Vaccination : les dirigeants d’abord…
Jamais nouveau vaccin mis sur le marché n'aura suscité autant d'appréhensions, partout dans le monde, que le vaccin anti-Covid-19. La célérité inédite avec laquelle les laboratoires engagés dans la recherche de l'antidote contre ce nouveau virus, qui terrasse la planète depuis presque une année, ont mis au point le vaccin, a jeté le doute dans les esprits. Le sentiment de méfiance, voire de refus de se faire vacciner, un phénomène habituellement marginal, circonscrit à des populations et communautés ciblées connues pour leurs comportements réfractaires aux vaccins, gagne en amplitude. L'Algérie n'est pas en reste dans ce débat sur la sécurité des vaccins anti-Covid-19 fabriqués en un temps record en bousculant tous les process techniques et scientifiques en usage en termes d'essais cliniques, de délais de fabrication, de recul et de veille sanitaire à l'épreuve de son usage grand public. Les effets pervers de l'impitoyable guerre commerciale que se livrent les laboratoires pharmaceutiques, pour faire la promotion de leurs produits et discréditer ceux de leurs concurrents, ont largement contribué à alimenter la vive controverse née autour de cet événement. Pour rassurer, vaincre les réticences des citoyens, des chefs d'Etat et de gouvernement, des ministres, des personnalités publiques en vue, des stars du monde sportif et des arts ont misé sur l'effet média et le pouvoir de l'image en se montrant en train de se faire vacciner sous l'oeil des caméras de télévision, avec l'espoir que cela produise un effet d'entraînement au sein de la population. Il est vrai que pour l'heure, en dépit de la gravité de la situation sanitaire, le rush attendu dans les centres de vaccination ne s'est pas produit.

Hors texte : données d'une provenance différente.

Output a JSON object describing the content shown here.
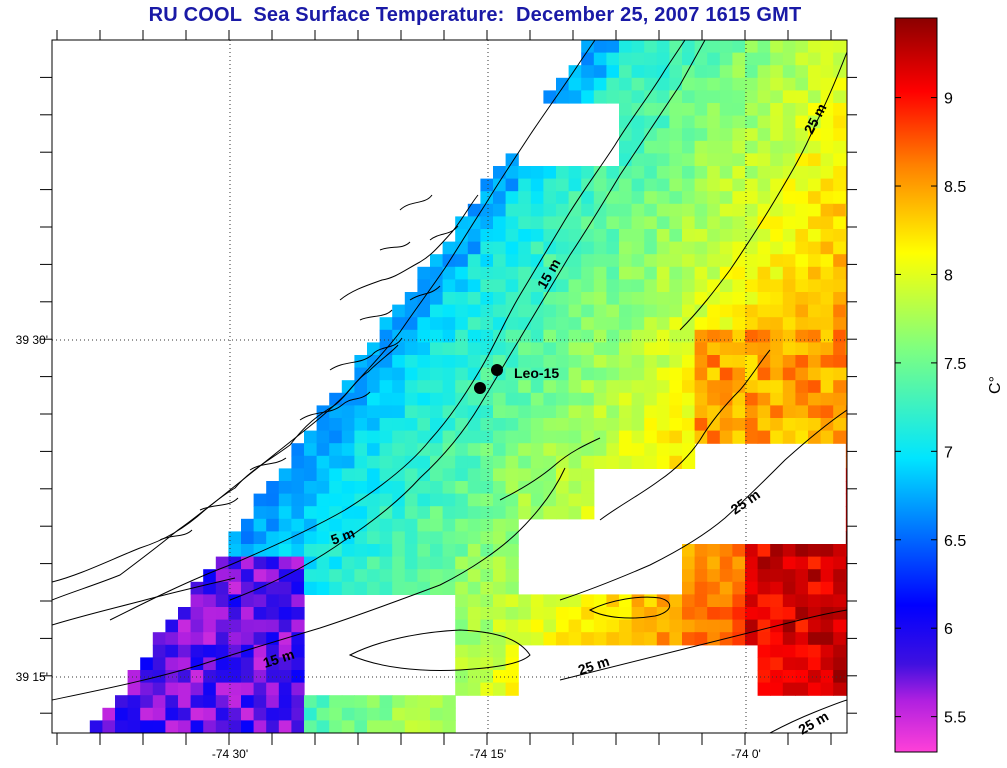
{
  "title": "RU COOL  Sea Surface Temperature:  December 25, 2007 1615 GMT",
  "map": {
    "lat_ticks": [
      "39 30'",
      "39 15'"
    ],
    "lon_ticks": [
      "-74 30'",
      "-74 15'",
      "-74 0'"
    ],
    "station": {
      "label": "Leo-15"
    },
    "depth_labels": [
      "25 m",
      "15 m",
      "5 m",
      "25 m",
      "15 m",
      "25 m",
      "25 m"
    ],
    "land_color": "#ffffff",
    "contour_color": "#000000"
  },
  "colorbar": {
    "unit": "C°",
    "ticks": [
      "9",
      "8.5",
      "8",
      "7.5",
      "7",
      "6.5",
      "6",
      "5.5"
    ],
    "range": [
      5.3,
      9.45
    ],
    "colors": [
      "#ff40d8",
      "#3f10e0",
      "#0000ff",
      "#00e5ff",
      "#7fff7f",
      "#ffff00",
      "#ff8000",
      "#ff0000",
      "#8b0000"
    ]
  }
}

Mais le geste est hautement apprécié par les citoyens, même si la tendance lourde au sein de l'opinion est au wait and see. Qu'en est-il de l'Algérie ? L'équation vaccinale chez nous se heurte à des écueils d'une tout autre nature, qui rendent le challenge autrement plus problématique encore qu'il ne l'est dans les pays où règne pourtant la transparence dans la gestion de la pandémie. La perte de confiance des citoyens envers les institutions minées par un déficit ou absence de légitimité d'une part, la nationalité du vaccin (le Sputnik V russe) choisi par l'Algérie d'autre part – lequel est présenté par des lobbies et des faiseurs d'opinion intéressés comme un vaccin de seconde catégorie par rapport aux vaccins des laboratoires occidentaux et anglosaxons de renommée internationale – vont sans aucun doute peser lourdement dans le comportement de la population par rapport à l'acte vaccinal. Les Algériens ne savent pas grand-chose sur cet antidote, hormis ce qui s'écrit sur les réseaux sociaux, bien souvent en mal, dans ce contexte de guerre froide des temps modernes sur fond de guerre commerciale que se livrent les grandes puissances. La tâche paraît d'autant plus complexe et compliquée pour les pouvoirs publics que rien n'a été fait au plan pédagogique pour vaincre les réticences, convaincre les citoyens de se faire vacciner par des arguments solides, un discours crédible. En donnant, à l'instar de ce qui s'est fait ailleurs, le la de la campagne de vaccination en se faisant vacciner les premiers pour instaurer un climat de sérénité générale. «Que nos dirigeants se fassent d'abord eux-mêmes vacciner et nous serons prêts alors à le faire sans hésitation à notre tour», répliquent, sur un air taquin, les citoyens. Le succès de la campagne vaccinale nécessite des gestes forts. Des garanties que le dossier est maîtrisé de bout en bout, que rien n'est laissé à l'improvisation et à la providence. Que l'on ne joue pas la santé des Algériens à la roulette russe.